The USD/CHF pair held on to its intraday gains through the early North American session, albeit has retreated a few pips from the daily high and was last seen trading just above mid-0.9100s.
The pair caught some fresh bids on Tuesday and is now looking to build on last week's recovery move from sub-0.9100 levels, or the lowest level since early November. The momentum was sponsored by sustained buying interest around the US dollar, which continued drawing support from elevated US Treasury bond yields.

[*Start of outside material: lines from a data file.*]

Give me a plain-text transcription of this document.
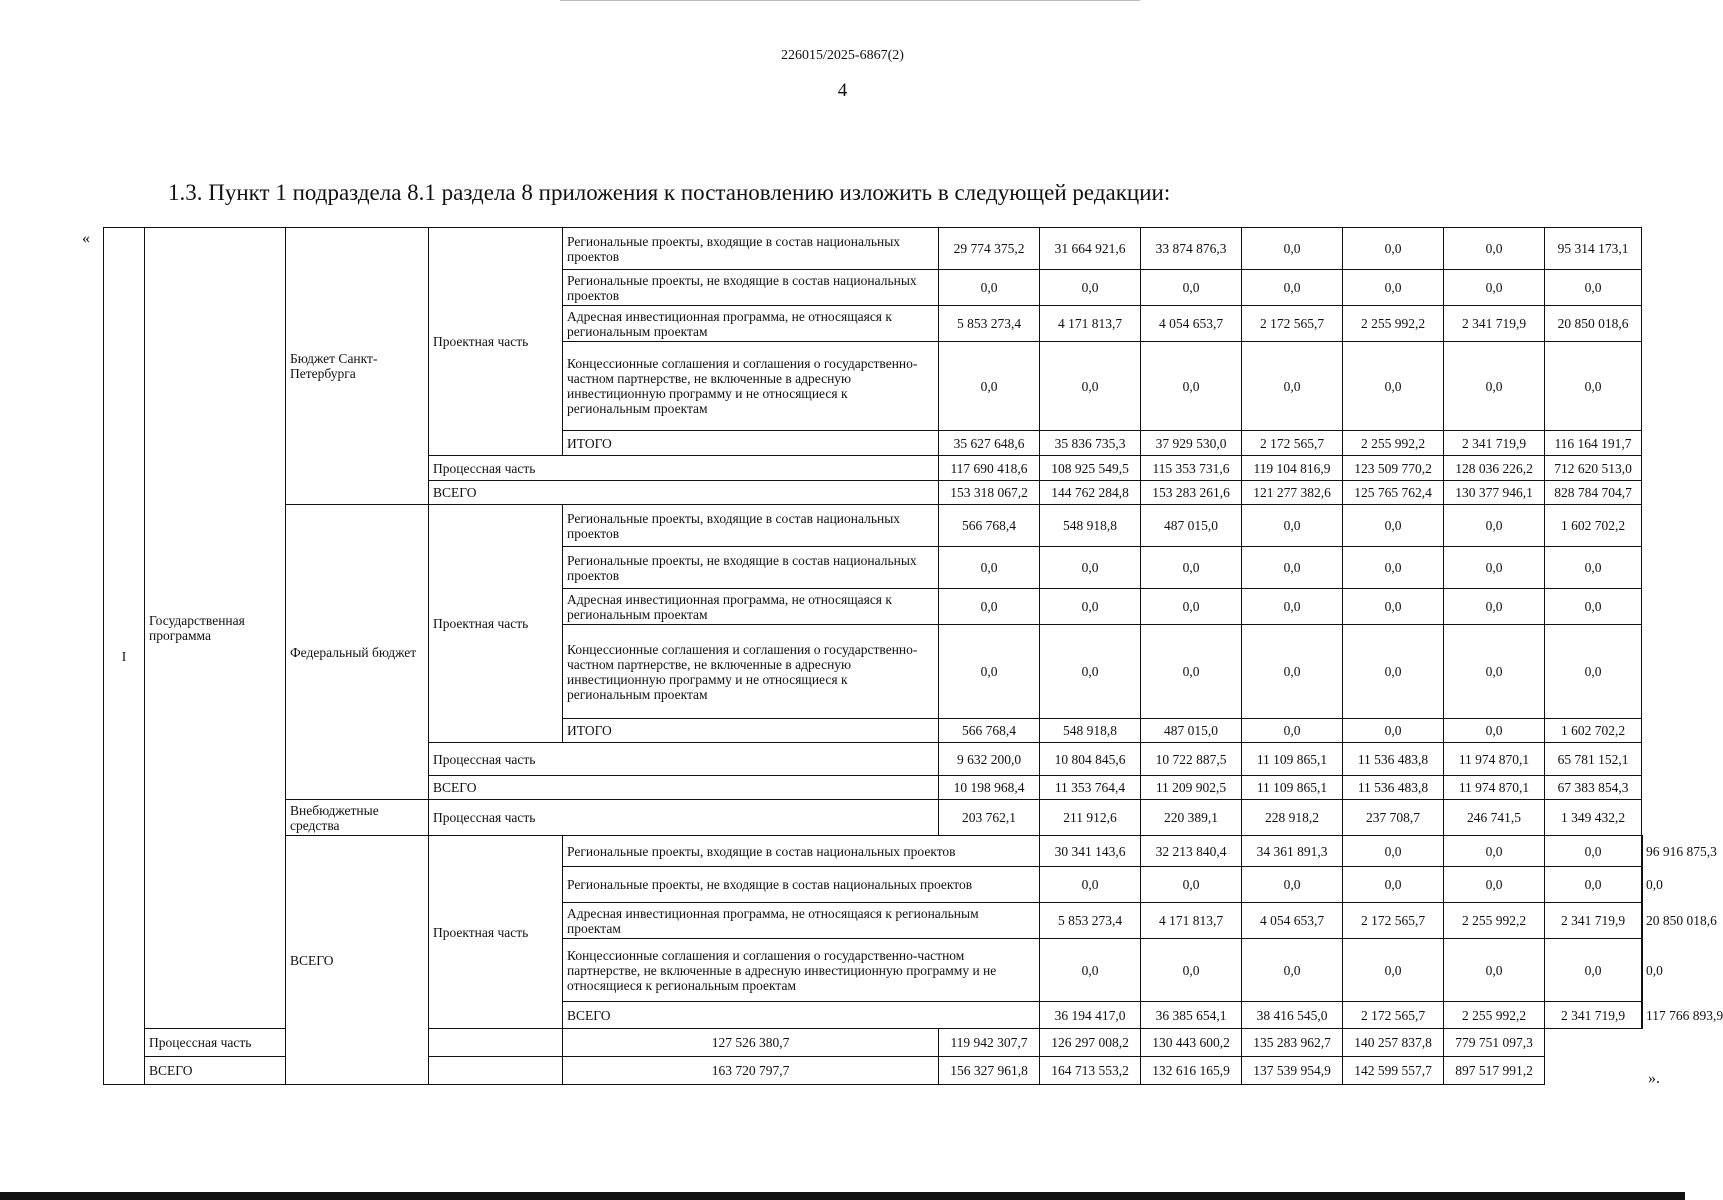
226015/2025-6867(2)
4
1.3. Пункт 1 подраздела 8.1 раздела 8 приложения к постановлению изложить в следующей редакции:
«
».
I	Государственная программа	Бюджет Санкт-Петербурга	Проектная часть	Региональные проекты, входящие в состав национальных проектов	29 774 375,2	31 664 921,6	33 874 876,3	0,0	0,0	0,0	95 314 173,1	
				Региональные проекты, не входящие в состав национальных проектов	0,0	0,0	0,0	0,0	0,0	0,0	0,0	
				Адресная инвестиционная программа, не относящаяся к региональным проектам	5 853 273,4	4 171 813,7	4 054 653,7	2 172 565,7	2 255 992,2	2 341 719,9	20 850 018,6	
				Концессионные соглашения и соглашения о государственно-частном партнерстве, не включенные в адресную инвестиционную программу и не относящиеся к региональным проектам	0,0	0,0	0,0	0,0	0,0	0,0	0,0	
				ИТОГО	35 627 648,6	35 836 735,3	37 929 530,0	2 172 565,7	2 255 992,2	2 341 719,9	116 164 191,7	
			Процессная часть		117 690 418,6	108 925 549,5	115 353 731,6	119 104 816,9	123 509 770,2	128 036 226,2	712 620 513,0	
			ВСЕГО		153 318 067,2	144 762 284,8	153 283 261,6	121 277 382,6	125 765 762,4	130 377 946,1	828 784 704,7	
		Федеральный бюджет	Проектная часть	Региональные проекты, входящие в состав национальных проектов	566 768,4	548 918,8	487 015,0	0,0	0,0	0,0	1 602 702,2	
				Региональные проекты, не входящие в состав национальных проектов	0,0	0,0	0,0	0,0	0,0	0,0	0,0	
				Адресная инвестиционная программа, не относящаяся к региональным проектам	0,0	0,0	0,0	0,0	0,0	0,0	0,0	
				Концессионные соглашения и соглашения о государственно-частном партнерстве, не включенные в адресную инвестиционную программу и не относящиеся к региональным проектам	0,0	0,0	0,0	0,0	0,0	0,0	0,0	
				ИТОГО	566 768,4	548 918,8	487 015,0	0,0	0,0	0,0	1 602 702,2	
			Процессная часть		9 632 200,0	10 804 845,6	10 722 887,5	11 109 865,1	11 536 483,8	11 974 870,1	65 781 152,1	
			ВСЕГО		10 198 968,4	11 353 764,4	11 209 902,5	11 109 865,1	11 536 483,8	11 974 870,1	67 383 854,3	
		Внебюджетные средства	Процессная часть		203 762,1	211 912,6	220 389,1	228 918,2	237 708,7	246 741,5	1 349 432,2	
		ВСЕГО	Проектная часть	Региональные проекты, входящие в состав национальных проектов		30 341 143,6	32 213 840,4	34 361 891,3	0,0	0,0	0,0	96 916 875,3
				Региональные проекты, не входящие в состав национальных проектов		0,0	0,0	0,0	0,0	0,0	0,0	0,0
				Адресная инвестиционная программа, не относящаяся к региональным проектам		5 853 273,4	4 171 813,7	4 054 653,7	2 172 565,7	2 255 992,2	2 341 719,9	20 850 018,6
				Концессионные соглашения и соглашения о государственно-частном партнерстве, не включенные в адресную инвестиционную программу и не относящиеся к региональным проектам		0,0	0,0	0,0	0,0	0,0	0,0	0,0
				ВСЕГО		36 194 417,0	36 385 654,1	38 416 545,0	2 172 565,7	2 255 992,2	2 341 719,9	117 766 893,9
	Процессная часть			127 526 380,7	119 942 307,7	126 297 008,2	130 443 600,2	135 283 962,7	140 257 837,8	779 751 097,3		
	ВСЕГО			163 720 797,7	156 327 961,8	164 713 553,2	132 616 165,9	137 539 954,9	142 599 557,7	897 517 991,2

Investors seem convinced that the Fed would begin raising interest rates in March 2022 to combat stubbornly high inflation. The expectations were reinforced by last week's data, which showed that the headline US CPI surged to the highest level since June 1982 and core CPI registered the biggest advance since 1991.
This, in turn, pushed the yield on the benchmark 10-year US government bond to the highest level since January 2020 and underpinned the greenback. That said, an extended sell-off in the US bond markets took its toll on the global risk sentiment, which benefitted the safe-haven Swiss franc and acted as a headwind for the USD/CHF pair.
Apart from this, a slump in the US Empire State Manufacturing Index to -0.70 in January from the previous month's reading of 31.9 held back bulls from placing aggressive bets around the USD/CHF pair. Even from a technical perspective, spot prices, so far, have struggled to move back above the very important 200-day SMA.
Investors also seemed reluctant and prefered to wait on the sidelines ahead of the upcoming FOMC monetary policy meeting on January 25-26. This further makes it prudent to wait for a strong follow-through buying before confirming that last week's fall from the 0.9275-0.9280 region, or a near one-month high has run its course.